Environmental scientist studies expanding drug trafficking routes in Central America

Map_of_Central_America

April 17, 2019

Studying the patterns and behaviors of illegal drug smugglers, predicting where new trafficking routes are being created throughout vast Central American landscape and understanding how this complex system adapts to the interdiction efforts to keep drugs from entering the United States: surely, this sounds like a job that only huge government agencies would dream of tackling, right?

Actually, the expansion of illegal drug trafficking in Central America is a problem that associate professor of environmental science and policy Erik Nielsen and adjunct NAU faculty Steven Sesnie, along with a team of researchers, decided to investigate.

In a study recently published in the Proceedings of the National Academy of Sciences, the team used a unique approach that concluded interdiction efforts by the U.S. government to stop the flow of drugs could actually be making it worse.

“The study demonstrates that supply-side strategies are at best ineffective at stopping the volume of drugs and more likely making the broader narco-trafficking phenomenon worse and more dispersed,” Nielsen said.

The information comes from a model created by a team of geographers, land change scientists, anthropologists, spatial ecologists and economists around the country. Taking into account relationships between U.S. drug interdiction action and narco-traffickers’ spatial and temporal responses to interdiction, the team created a geographic agent-based model to better understand the how and why behind the expansion and addition of trafficking routes in Central America.
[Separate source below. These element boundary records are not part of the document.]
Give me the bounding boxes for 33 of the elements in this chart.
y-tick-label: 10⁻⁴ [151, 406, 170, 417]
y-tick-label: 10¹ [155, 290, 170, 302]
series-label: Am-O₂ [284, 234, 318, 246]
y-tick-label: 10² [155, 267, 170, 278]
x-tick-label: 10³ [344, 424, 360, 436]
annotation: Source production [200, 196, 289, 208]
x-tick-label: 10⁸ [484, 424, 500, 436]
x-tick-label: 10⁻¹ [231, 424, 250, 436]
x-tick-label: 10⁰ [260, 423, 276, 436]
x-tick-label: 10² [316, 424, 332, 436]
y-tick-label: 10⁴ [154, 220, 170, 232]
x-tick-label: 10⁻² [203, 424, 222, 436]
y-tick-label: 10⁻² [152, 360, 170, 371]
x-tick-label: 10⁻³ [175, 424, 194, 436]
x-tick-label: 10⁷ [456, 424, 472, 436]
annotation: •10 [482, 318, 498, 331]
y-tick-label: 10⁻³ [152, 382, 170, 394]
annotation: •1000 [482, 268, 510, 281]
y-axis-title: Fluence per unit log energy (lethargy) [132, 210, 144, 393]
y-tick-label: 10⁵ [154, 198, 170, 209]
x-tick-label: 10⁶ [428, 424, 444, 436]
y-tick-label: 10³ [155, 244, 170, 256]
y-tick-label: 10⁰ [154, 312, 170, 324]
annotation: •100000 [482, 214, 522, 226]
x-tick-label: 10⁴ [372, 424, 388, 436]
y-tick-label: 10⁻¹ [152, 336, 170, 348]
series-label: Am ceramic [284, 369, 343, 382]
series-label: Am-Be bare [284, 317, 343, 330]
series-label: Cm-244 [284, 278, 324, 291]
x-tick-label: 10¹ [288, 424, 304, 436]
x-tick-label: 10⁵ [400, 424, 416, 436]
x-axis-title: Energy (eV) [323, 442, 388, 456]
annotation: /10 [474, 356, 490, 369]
“We began by drawing on our collective experiences of how drug trafficking organizations operate throughout the region to develop the agent’s decision rules,” Nielsen said. “Using theories of crime geography and transaction costs combined with insights from our fieldwork, we developed a logic for drug trafficking organizations and individual transit nodes.
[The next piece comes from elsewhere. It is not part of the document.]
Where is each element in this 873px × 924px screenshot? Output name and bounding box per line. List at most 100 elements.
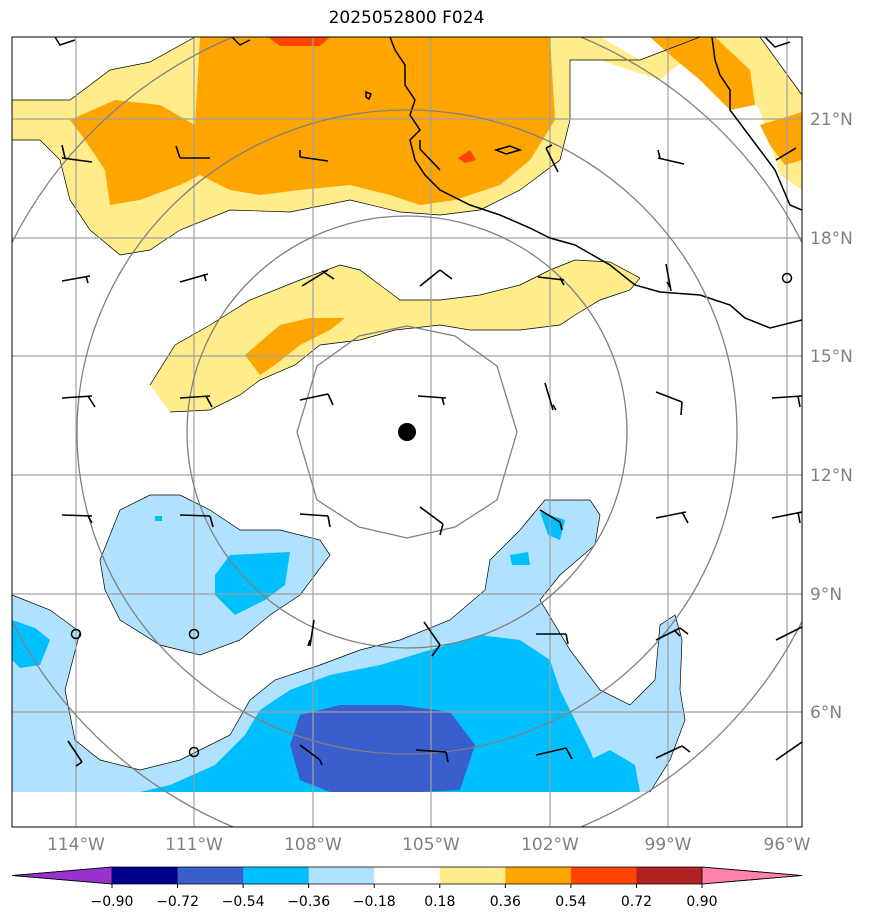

“We then developed a suitability surface for trafficking activities and used data from the U.S. Consolidated Counternarcotics Data Base on drug volumes to test the validity of the model against known spatial and temporal drug movement patterns in the region.”

The early stages of the project began nearly 10 years ago, not long after Nielsen began his career at NAU. His work studying tropical forest deforestation in Honduras and Central America led to this research into the social and ecological effects of narco-trafficking. Nielsen was the principal investigator on an NSF Socio-Environmental Synthesis Center sponsored grant called “Land in Transition-Central America” that pulled together this diverse group of collaborators.

Additionally, Nielsen made connections with locals in Honduras as part of his research on how indigenous communities and territories experience change when narco-trafficking organizations begin operating there. Other social scientists on the team are investigating these questions throughout Central America.

The resulting model of the team’s work is something those big government agencies and policymakers can use to better understand the system dynamics of the problem they face.

“It enables us to understand the spatial and temporal dynamics of narco-trafficking adaptation within the transit zone and study how the spatial footprint of narco-trafficking might change in response to interdiction efforts,” Nielsen said. “It provides a virtual laboratory for exploring alternative interdiction strategy scenarios to understand the diverse consequences over space and time.”

Now that an accurate model has been created, there is more work to be done. Moving forward, the team will expand the model to incorporate factors such as territory acquisition, money laundering and land use change in rural areas.

“Our hope is to accurately model the rapid deforestation changes that have occurred in Central America since the cartel crackdown in Mexico and Columbia that displaced transit operations to Central America,” Nielsen said. “Our ultimate goal is to describe the causal mechanisms and magnitudes of these land use changes as they relate to the interdiction and narco-trafficking dynamic.”